Guest column: Advocating more discussion around suicide

Jimmy Miller is the sports editor of The Kent Stater. Contact him at jmill231@kent.edu.

Jimmy Miller is the sports editor of The Kent Stater. Contact him at [email protected]

Jimmy Miller

I’m not known for how seriously I approach things in life. In fact, I’m usually the one to crack a joke in the middle of a sad scene at the movies or offer a one-liner when approached by someone in absolute hysterics. You probably wouldn’t call me the life of the party, but I’m definitely the clown of just about any group. It’s a role I definitely embrace.

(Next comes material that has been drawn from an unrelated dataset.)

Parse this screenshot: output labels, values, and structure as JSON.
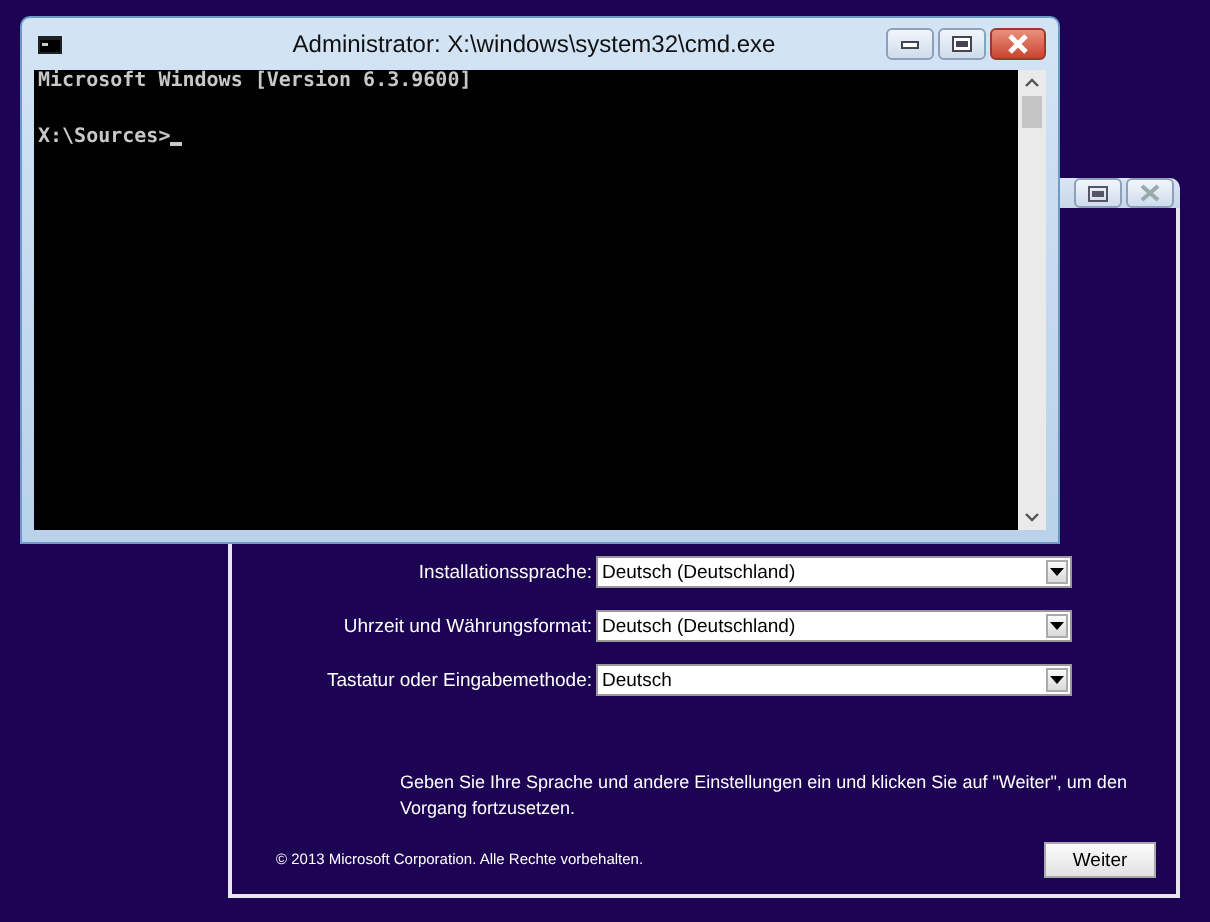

But there are issues that transcend jokes or one-liners. There are issues that completely rattle me, and what I’m writing about today should rattle you, too: It’s time we fully embrace a serious conversation about suicide.

I’m not saying we haven’t made great strides in how our society approaches this problem. Kent State hosted an Out of Darkness Walk on Saturday, which partially prompted my column on this matter. Seeing events like these are encouraging, and I can’t stress enough how much I’d love to see more events like this on our campus.

But that is the key word in all of this: more. I think it’s important we start talking about suicide on a more personal level and with each other. I don’t necessarily have the solution, but I think we need to find a way to shed light on this topic or to remove the taboo tag suicide often carries with it.

When I’m not typing an article or cramming a Chipotle burrito into my face, I’m usually coaching a few Speech and Debate kids at my old high school. Last year, I saw firsthand what kind of an effect suicide could have on others: I witnessed an entire student body shocked by the last decision a young girl decided to make. It hit just about everybody on the team hard, but I’d say most of all her best friend, who grew up with her and lived with her in the sense that they essentially became sisters. The two weren’t related by blood, but they were certainly related by the heart.

This girl I coach dealt with a whirlwind of emotions I could have never imagined. For more than just the fact that she can bench press more than me, she is without a doubt the strongest girl I’ve ever met. But strength has its limitations. Strength gives way to weaknesses. I’m sure she will admit suicide is a difficult subject to bring up.

After seeing this happen firsthand, I’ve waited for an opportunity to write about this issue or find a reason to talk about it. Yet, that’s part of the issue. I’ll admit, I felt like I needed to find a reason to discuss suicide, but we can’t do that anymore.

While it’s not exactly dinner table talk material, it becomes more evident to me each day we need to stand up and talk about prevention and how to use more sensitivity. We need to talk about how to embrace survivors and how to reach out to those who are affected by a loved one’s suicide.

The solution isn’t clear, as there is also not one clear path to committing suicide, but I know we will really benefit as a society to be more open to talking about it. Attend events similar to Out of Darkness. Be sensitive toward this issue. Most of all be an advocate for more conversation, because without it, we are allowing an issue so prevalent in our society to be nothing more than an elephant in the room.